The level of health consciousness around sugar and processed foods has risen significantly over the past decade. Consumers are eating less processed foods, and more fruits and vegetables. Even fast food chains are transforming their agenda, offering healthier options to satisfy market demand. New health trends come and go, but one rule of thumb that has remained quite consistently over the years is that we don’t need sugar; it rots your teeth, it gets converted into fat, and it doesn’t contain any nutrients. However, it’s hidden in so much of the food that you can find in the supermarket that you may be ingesting more than you think. One sneaky place where sugar hides under the guise of ‘health’ is in sports drinks.

Sports drinks were initially designed as the ‘drink of the athletes’ who trained at an Olympian or equivalent level. We’ve seen the commercials; turbo-charged scenes of a hyper-fit athlete revving up for a workout. You know that the athlete is working hard as a result of the brightly coloured perspiration dripping down their forehead. The orange sweat is pretty unappetizing if you ask me, but these campaigns have certainly succeeded in convincing us that these drinks are necessary to ‘refuel’ after undergoing physical activity.

But here’s where this message becomes skewed; these athletes train at a level that is so physically vigorous that they sufficiently deplete their bodies to require the re-hydration and calorie replenishment that these drinks provide. In comparison, your child, who just spent an hour running around the soccer field, does not require replenishment at nearly the same level of urgency.

But this is how the world works. The sports drink market is estimated to be worth a whopping $6.81 billion, so you can bet that it’s not just Olympians that are reaching for the stuff. If sports drink companies only sold their products to the athletes that needed them, they would only make a tiny fraction of the profit they make today. Hence broadening the marketing playing field to include ‘athletes at all levels’, especially kids.

So what does your kid actually need after the big soccer game?

Well, to start, they certainly don’t need the 34 grams of sugar commonly found in a 20 ounce bottle of Gatorade. That’s roughly as much as consuming nine whole sugar cubes!
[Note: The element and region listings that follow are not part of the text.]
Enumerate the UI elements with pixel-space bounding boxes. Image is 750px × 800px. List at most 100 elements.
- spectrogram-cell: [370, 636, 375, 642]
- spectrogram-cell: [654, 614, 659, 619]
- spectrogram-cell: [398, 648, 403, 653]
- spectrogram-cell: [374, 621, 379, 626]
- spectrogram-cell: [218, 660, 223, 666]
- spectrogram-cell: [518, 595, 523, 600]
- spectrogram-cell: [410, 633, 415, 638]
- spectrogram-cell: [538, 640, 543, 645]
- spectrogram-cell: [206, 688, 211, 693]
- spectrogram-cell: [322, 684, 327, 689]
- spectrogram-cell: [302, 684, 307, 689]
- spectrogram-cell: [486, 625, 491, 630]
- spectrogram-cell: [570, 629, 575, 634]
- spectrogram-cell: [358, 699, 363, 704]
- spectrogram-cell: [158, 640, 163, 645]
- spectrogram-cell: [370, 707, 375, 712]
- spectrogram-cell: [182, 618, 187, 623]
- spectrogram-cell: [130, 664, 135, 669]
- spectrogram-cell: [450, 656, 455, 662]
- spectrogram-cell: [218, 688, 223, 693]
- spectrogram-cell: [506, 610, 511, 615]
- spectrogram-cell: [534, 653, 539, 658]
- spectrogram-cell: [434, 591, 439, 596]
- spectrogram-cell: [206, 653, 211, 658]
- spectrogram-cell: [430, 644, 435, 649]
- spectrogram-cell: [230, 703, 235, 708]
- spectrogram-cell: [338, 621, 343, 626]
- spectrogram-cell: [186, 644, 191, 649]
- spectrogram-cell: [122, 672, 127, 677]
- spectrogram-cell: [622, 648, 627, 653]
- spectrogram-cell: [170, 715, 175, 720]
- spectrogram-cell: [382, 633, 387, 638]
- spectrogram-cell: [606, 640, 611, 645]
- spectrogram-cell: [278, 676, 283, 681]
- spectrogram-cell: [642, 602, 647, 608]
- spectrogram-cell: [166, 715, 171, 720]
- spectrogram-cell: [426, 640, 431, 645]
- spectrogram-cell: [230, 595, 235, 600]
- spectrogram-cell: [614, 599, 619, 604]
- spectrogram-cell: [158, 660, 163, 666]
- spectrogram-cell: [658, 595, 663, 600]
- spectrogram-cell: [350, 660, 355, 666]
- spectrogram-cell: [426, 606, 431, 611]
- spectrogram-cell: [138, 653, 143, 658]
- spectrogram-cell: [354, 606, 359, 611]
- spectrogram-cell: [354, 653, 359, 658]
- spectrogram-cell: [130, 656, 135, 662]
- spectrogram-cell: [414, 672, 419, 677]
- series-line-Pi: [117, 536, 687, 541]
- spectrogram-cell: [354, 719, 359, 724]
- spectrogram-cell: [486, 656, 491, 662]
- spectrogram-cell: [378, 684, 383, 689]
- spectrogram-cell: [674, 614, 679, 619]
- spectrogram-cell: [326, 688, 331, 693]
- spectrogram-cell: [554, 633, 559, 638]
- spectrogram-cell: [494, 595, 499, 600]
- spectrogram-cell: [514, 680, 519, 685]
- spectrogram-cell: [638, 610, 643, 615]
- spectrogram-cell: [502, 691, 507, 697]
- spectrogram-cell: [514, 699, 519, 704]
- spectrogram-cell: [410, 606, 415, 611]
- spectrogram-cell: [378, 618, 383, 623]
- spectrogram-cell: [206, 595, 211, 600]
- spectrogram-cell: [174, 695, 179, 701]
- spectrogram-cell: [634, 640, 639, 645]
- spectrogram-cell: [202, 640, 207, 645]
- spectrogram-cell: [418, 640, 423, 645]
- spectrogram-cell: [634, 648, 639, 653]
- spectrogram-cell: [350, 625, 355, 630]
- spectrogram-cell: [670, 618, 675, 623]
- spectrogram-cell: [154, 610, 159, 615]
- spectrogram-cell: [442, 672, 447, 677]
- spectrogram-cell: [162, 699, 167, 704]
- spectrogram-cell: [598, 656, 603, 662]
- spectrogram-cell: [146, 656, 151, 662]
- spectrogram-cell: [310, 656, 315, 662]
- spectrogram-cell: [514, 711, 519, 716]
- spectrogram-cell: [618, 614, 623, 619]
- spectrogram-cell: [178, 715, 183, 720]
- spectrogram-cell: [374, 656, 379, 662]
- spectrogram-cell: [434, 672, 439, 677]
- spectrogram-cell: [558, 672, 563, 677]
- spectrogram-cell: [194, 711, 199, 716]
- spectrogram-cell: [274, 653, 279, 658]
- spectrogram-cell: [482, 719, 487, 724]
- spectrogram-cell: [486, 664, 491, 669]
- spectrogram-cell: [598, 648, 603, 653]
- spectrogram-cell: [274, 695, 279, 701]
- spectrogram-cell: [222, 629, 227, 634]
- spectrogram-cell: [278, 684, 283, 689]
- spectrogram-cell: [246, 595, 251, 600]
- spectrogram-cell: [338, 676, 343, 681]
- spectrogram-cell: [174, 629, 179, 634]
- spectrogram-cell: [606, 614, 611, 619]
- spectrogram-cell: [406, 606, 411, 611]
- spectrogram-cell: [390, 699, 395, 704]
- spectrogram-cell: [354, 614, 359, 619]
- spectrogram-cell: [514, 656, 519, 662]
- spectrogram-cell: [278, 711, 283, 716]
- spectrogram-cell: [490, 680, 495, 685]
What we really need at the end of a long workout is water, and maybe a few electrolytes that you could find in a clementine or banana. Electrolytes are minerals such as sodium, potassium, and calcium. When we engage in physical activity, the most common electrolyte that we’re losing is sodium. However, most of us get more than enough sodium in our daily diet that there is no reason to stress about replenishing. A small clementine has 131 mg of potassium (compared to the 75 mg found in a bottle of Gatorade), calcium, magnesium, vitamin C, and folate. A banana has Vitamin B and C, potassium, manganese, magnesium (which helps cramping), and a gram or two or protein.

Water and a piece of fruit is also a better option when we look at how sugar acts in the body. A child with an empty stomach will absorb sugar into their bloodstream very quickly. This causes insulin levels to skyrocket, causing the body to store fat when it doesn’t need to. Fruits also contain the fiber necessary to slow down natural sugars from entering the bloodstream, and prevents insulin levels from spiking.

Many sports drinks contain the same amount of sugar as soda. And what’s worse, is that many sports drinks actually contain two servings per bottle–so how did we get tricked into thinking that these brightly coloured beverages were what we needed after a good workout? Health trends will come and go, some with more validity than others. But what sports drinks boil down to, quite literally, are copious amounts of sugar, and a billion dollar industry. The longest standing prescription for a healthy lifestyle; nutritious food and exercise.So keep running around, but stop reaching for the blue stuff!